Daniel Sturgis’ recent work employs smooth, geometric shapes and chequered conflations in such a way as to suggest micro-macro Romantic landscapes, although these associations are never fully confirmed, as conventional pictorial devices are altered through a variety of pictorial crops and divisions. The gently skewed elements of the painting inspire the viewer to visually re-arrange the composition and to consider it’s diagrammatic implications.
Neal Tait‘s creates painterly works on canvas and paper that engage with the complex relationship between the psychological interpretation of the visual and physical world. Seen in this way, Tait’s work shares an interest in surrealism, but perhaps more explicitly with the psychoanalytical experimentation of modernist artists such as Henri Michaux or Andre Breton, whose fluttering mark making haunts Tait’s images.
Jonathan Trayte is concerned with still life as sculpture – teetering stacks of fecund melons and phallic gourds are cast in bronze and then painted. Their lurid, synthetic colours are far removed from nutritious goodness, creating a friction between notions of desire and appetite. Trayte’s sculpture flirts with domestic scale decorative ornamentation, but their visual exuberance exceeds such mundane association.
Roy Voss works across most visual media; but for Modern Love he returns to drawing, with tender renditions of scarecrow figures executed in pencil. These melancholic identities have all but disappeared from the contemporary agricultural landscape, but recall a time between the two world wars of the twentieth century, when Modernity flourished. These exquisite corpses rely on a variety of sources, hand-me-downs and jumble sale bargains to create a whole, echoing Modernity’s similarly eclectic heritage.
Daniel Wallis manipulates found materials and ready-made objects into beguiling sculptural works that play with notions of proportion and balance. In this way, Wallis’ work, with its intricate sense of touch, recalls the work of modernist Constructivism, albeit contaminated by a sense of the contemporary world, evident in the domestic source materials used to make the work.

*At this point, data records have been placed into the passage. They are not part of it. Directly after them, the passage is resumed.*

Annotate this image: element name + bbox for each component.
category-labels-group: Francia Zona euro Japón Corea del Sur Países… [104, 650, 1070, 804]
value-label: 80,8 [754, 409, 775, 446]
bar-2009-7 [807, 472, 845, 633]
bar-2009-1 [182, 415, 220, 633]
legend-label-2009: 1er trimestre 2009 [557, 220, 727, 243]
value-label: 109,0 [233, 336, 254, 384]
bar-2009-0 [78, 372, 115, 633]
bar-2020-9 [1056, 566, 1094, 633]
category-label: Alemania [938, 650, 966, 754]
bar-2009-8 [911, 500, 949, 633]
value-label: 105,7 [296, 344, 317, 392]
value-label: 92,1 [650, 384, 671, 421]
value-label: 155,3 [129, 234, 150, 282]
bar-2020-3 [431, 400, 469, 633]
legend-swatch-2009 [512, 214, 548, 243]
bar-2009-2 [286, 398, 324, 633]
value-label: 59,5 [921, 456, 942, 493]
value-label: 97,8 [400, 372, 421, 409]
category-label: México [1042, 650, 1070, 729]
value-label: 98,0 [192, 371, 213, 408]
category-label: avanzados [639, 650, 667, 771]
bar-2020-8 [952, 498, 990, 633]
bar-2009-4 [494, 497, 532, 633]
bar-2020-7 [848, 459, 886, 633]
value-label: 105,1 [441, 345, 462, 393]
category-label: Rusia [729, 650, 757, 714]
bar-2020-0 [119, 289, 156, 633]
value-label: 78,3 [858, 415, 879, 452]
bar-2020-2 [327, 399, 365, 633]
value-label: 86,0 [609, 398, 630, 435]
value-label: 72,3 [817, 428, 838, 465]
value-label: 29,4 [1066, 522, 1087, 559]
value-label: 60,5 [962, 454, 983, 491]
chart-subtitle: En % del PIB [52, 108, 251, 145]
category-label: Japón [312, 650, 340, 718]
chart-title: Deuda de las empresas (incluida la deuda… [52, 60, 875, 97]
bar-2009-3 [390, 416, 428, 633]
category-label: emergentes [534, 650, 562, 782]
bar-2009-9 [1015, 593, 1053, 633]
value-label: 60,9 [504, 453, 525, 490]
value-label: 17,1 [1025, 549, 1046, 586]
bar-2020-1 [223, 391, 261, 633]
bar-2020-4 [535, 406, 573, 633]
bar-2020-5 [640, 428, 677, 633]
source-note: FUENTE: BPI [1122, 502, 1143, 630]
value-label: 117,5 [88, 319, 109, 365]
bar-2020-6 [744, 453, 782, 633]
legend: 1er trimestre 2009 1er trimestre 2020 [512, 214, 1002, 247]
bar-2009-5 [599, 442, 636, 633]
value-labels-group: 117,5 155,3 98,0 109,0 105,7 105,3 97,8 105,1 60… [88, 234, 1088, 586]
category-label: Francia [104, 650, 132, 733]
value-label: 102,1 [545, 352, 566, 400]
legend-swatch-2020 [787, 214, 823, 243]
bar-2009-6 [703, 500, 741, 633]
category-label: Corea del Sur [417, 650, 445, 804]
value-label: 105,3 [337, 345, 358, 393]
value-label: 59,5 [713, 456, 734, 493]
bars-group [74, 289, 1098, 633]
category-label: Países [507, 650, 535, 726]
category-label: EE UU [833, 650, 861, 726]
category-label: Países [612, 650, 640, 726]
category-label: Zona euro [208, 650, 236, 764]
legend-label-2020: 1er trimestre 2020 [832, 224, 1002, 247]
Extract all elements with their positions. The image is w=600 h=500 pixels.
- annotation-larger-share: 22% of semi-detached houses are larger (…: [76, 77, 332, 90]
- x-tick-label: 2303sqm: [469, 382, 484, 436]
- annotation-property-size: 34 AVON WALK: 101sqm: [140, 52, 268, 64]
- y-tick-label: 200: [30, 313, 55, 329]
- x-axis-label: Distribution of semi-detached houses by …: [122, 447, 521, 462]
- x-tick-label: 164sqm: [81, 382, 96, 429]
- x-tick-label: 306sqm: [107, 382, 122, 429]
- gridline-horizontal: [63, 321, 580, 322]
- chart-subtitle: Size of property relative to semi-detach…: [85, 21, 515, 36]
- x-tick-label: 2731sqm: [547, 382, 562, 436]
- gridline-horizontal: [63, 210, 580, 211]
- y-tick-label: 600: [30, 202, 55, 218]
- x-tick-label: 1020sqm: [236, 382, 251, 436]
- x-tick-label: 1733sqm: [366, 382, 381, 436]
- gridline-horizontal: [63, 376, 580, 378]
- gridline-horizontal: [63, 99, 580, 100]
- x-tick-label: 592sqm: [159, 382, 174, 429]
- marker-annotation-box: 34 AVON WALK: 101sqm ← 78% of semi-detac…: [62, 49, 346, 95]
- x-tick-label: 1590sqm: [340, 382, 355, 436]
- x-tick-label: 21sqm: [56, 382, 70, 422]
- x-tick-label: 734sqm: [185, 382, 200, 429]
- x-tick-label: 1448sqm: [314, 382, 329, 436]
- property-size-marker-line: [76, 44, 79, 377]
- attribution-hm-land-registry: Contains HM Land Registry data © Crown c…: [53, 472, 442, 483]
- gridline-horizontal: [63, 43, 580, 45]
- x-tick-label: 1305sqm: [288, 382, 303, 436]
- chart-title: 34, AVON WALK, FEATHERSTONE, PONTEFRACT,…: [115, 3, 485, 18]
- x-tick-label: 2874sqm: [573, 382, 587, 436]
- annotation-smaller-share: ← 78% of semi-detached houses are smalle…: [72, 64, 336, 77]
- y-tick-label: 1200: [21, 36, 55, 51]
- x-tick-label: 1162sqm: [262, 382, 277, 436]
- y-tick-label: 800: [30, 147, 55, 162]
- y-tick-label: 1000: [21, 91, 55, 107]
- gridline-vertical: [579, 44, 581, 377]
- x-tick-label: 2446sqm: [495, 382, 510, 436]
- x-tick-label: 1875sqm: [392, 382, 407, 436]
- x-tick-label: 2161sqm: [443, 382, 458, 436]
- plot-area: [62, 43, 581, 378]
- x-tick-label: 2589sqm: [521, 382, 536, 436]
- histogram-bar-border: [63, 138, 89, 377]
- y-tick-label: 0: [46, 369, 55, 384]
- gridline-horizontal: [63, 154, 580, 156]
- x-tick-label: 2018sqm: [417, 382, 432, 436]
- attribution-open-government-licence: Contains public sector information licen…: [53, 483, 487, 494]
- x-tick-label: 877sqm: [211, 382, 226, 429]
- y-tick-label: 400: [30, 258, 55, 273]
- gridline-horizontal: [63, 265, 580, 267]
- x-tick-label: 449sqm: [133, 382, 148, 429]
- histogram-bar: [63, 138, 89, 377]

John Wilkins’ recent paintings are preceded by an ‘accident’. Spills of acrylic glaze are laid down upon on the canvas, and, once dried, the artist decides whether the ground is suitable. If not, the process is repeated, again and again. Floating over this surface, a carefully rendered stencil drawing depicts a variety of motifs, suggesting hotdogs, bald heads and bulging eyeballs. Wilkins’ paintings are perfectly perverse – reflecting his interest in the absurdist interests of modernist painters such as Philip Guston and Roy Lichtenstein.